Mr Frantz also said that the prospect of Mr Trump winning the US Presidency represented "a real threat".

"The person who sits in the White House is the most powerful person in the world and if that person is someone who follows every whim and appeals to the most base instincts of a population, then we’re all under real threat".

Founded in 1966, the Organisation of Economic Co-operation and Development promotes "policies that will improve the economic and social well-being of people around the world".

The organisation’s Base Erosion and Profit Shifting, which targets aggressive tax-avoidance by companies was endorsed by the G20 in February.

Asked what his assessment of Ireland’s tax regime was, Mr Frantz said "I think the responsibility belongs to the US Congress for its repeated failure for decades to reform the corporate tax structure in the United States and also an equal share of the blame goes to greedy multinational enterprises that search for the best tax opportunities available for them.

"I think that the idea that your only responsibility as a CEO is to the shareholders is wrong. I think you have social responsibilities, I think you have responsibilities to your workforce and I think that those responsibilities mean you should pay your own fair share of taxes...We need to make it less palatable for multinational enterprises to engage in these legal tax avoidance measures".

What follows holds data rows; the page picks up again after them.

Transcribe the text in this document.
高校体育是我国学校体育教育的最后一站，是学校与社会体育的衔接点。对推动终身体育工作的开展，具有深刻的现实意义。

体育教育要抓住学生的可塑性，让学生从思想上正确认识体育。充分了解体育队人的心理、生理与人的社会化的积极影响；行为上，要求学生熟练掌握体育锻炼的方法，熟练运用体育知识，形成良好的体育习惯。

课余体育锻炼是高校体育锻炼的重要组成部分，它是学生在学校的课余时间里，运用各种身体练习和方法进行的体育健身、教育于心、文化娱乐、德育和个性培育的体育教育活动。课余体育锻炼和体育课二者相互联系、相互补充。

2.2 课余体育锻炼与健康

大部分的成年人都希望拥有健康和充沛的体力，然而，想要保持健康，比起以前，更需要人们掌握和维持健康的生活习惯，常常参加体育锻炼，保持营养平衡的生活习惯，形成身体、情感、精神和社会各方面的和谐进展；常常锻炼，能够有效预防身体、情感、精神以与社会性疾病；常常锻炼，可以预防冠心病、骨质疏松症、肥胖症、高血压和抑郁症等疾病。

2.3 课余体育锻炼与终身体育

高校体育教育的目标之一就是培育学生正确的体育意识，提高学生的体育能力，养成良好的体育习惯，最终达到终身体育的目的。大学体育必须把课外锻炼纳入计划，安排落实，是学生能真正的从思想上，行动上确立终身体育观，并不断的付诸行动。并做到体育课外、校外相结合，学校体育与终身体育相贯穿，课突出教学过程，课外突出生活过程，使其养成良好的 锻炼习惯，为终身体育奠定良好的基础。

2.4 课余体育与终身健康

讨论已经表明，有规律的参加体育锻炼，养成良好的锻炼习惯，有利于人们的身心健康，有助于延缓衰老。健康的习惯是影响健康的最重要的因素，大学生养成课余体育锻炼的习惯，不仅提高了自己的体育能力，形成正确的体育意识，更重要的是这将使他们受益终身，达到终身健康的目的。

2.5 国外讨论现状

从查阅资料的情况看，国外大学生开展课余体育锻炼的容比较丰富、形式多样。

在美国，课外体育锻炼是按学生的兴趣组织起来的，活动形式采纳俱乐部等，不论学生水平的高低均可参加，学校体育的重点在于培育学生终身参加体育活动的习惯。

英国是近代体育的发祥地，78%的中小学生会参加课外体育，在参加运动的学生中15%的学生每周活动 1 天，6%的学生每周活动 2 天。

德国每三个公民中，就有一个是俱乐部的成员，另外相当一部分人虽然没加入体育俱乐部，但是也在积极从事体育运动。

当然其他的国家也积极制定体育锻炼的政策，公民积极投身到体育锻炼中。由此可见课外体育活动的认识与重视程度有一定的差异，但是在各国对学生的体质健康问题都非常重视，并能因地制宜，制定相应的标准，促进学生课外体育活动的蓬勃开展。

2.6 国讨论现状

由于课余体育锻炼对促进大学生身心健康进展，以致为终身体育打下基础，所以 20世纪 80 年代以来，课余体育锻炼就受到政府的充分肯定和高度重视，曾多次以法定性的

'Panama papers brought shame to country'

Mr Frantz, a former Pulitzer prize-winning investigative journalist and a former employee of the US State Department, said he believed the leaking of the Panama Papers, which exposed the offshore tax arrangements offered by Panama had "shamed" the Central American country.

"The Panama Papers has shamed Panama and rightly so" he said.

"Panama has had a ‘come to Jesus’ moment and we’ve seen them around the OECD lately. They’re looking for a way out of this hall of shame in which they find themselves."

Speaking in Brussels at the European Commission’s European Development Day conference, Mr Frantz also told RTÉ that he believed the controversial €6bn EU-Turkey deal on migration, visas and trade amounted to "extortion".

"I think it’s extortion because Tayyip Erdogan, the President of Turkey has demanded in exchange for this money; in exchange for allowing the EU to outsource its migration problem to Turkey; he’s demanding visa-free access to the EU for Turkey; he’s demanding an acceleration of Turkey’s accession package and this comes at a time when Turkey is moving in completely the other direction in terms of what you want in the European Union, I’m sorry to say". 

Mr Frantz the said the president of Turkey, an OECD member had "become a very authoritarian leader".

"Human rights are at risk in Turkey; freedom of expression is disappearing in Turkey; and so you have this very bad political situation in Turkey and yet Europe, because it doesn’t want to develop its own policies and spend this money where it should is outsourcing this problem to Turkey: I think that’s a pretty classic definition of extortion", he said.